Jenny This · Ständerat · 2002-09-24
Jenny This · Ständerat · Glarus · Fraktion der Schweizerischen Volkspartei · 2002-09-24
Wortprotokoll
Wie Kollege Gentil möchte auch ich Sie bitten, der Minderheit zu folgen. In dieser Angelegenheit beruft sich der Bundesrat bekanntlich immer wieder auf einen seinerzeitigen Beschluss des "runden Tisches" und auf den neuen Finanzausgleich. Hier verstehe ich den Bundesrat nicht. Er will uns weismachen, dass er davon nicht abweichen kann, und er unterschlägt uns, dass an diesem "runden Tisch" ausgerechnet die Verkehrstrennung ausgeklammert wurde. Wie beim vorherigen Geschäft geht es auch hier um Menschenleben, um die Verkehrssicherheit. Wir müssen ja leider regelmässig in der Zeitung lesen, dass sich wieder ein schwerer Unfall an einem solchen Bahnübergang ereignet hat. Das Unglaubliche daran ist nicht, dass solche Unfälle passieren, sondern dass wir sie vermeiden könnten, wenn wir wollten. Für die meisten Niveauübergänge existieren nämlich Projekte, nur fehlt das Geld. Bei den Baustellen der "Bahn 2000" und bei der Neuen Alpentransversale werden für noch so fragliche Sicherheitsmassnahmen Hunderte von Millionen Franken ausgegeben.

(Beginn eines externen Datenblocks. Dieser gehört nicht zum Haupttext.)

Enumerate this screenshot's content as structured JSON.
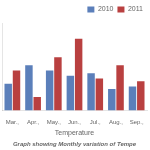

Hier, in diesem Fall, werden lebensrettende Massnahmen für die Verkehrssicherheit mit zweifelhaften finanzpolitischen Begründungen auf Eis gelegt.
Ich möchte nicht Familienvergünstigungen gegen die Verkehrssicherheit ausspielen, aber wenn ich daran denke, was wir letzte Woche an Mindereinnahmen im Bundeshaushalt akzeptiert haben, dann verstehe ich nicht, dass hier nicht 100 Millionen Franken pro Jahr für lebensrettende Massnahmen ausgegeben werden. Diese Menschen werden Opfer eines unnötigen Sparbeschlusses. Das sind letztlich die traurigen Tatsachen. Man wird nun argumentieren - wie ich sehe, schreibt Kollege Lauri schon eifrig -, dass diese Massnahmen gemäss dem neuen Finanzausgleich in das Hoheitsgebiet der Kantone gehören. Das mag stimmen; diese haben aber schlichtweg das Geld nicht. Darum werden sie diese Massnahmen auch nicht realisieren.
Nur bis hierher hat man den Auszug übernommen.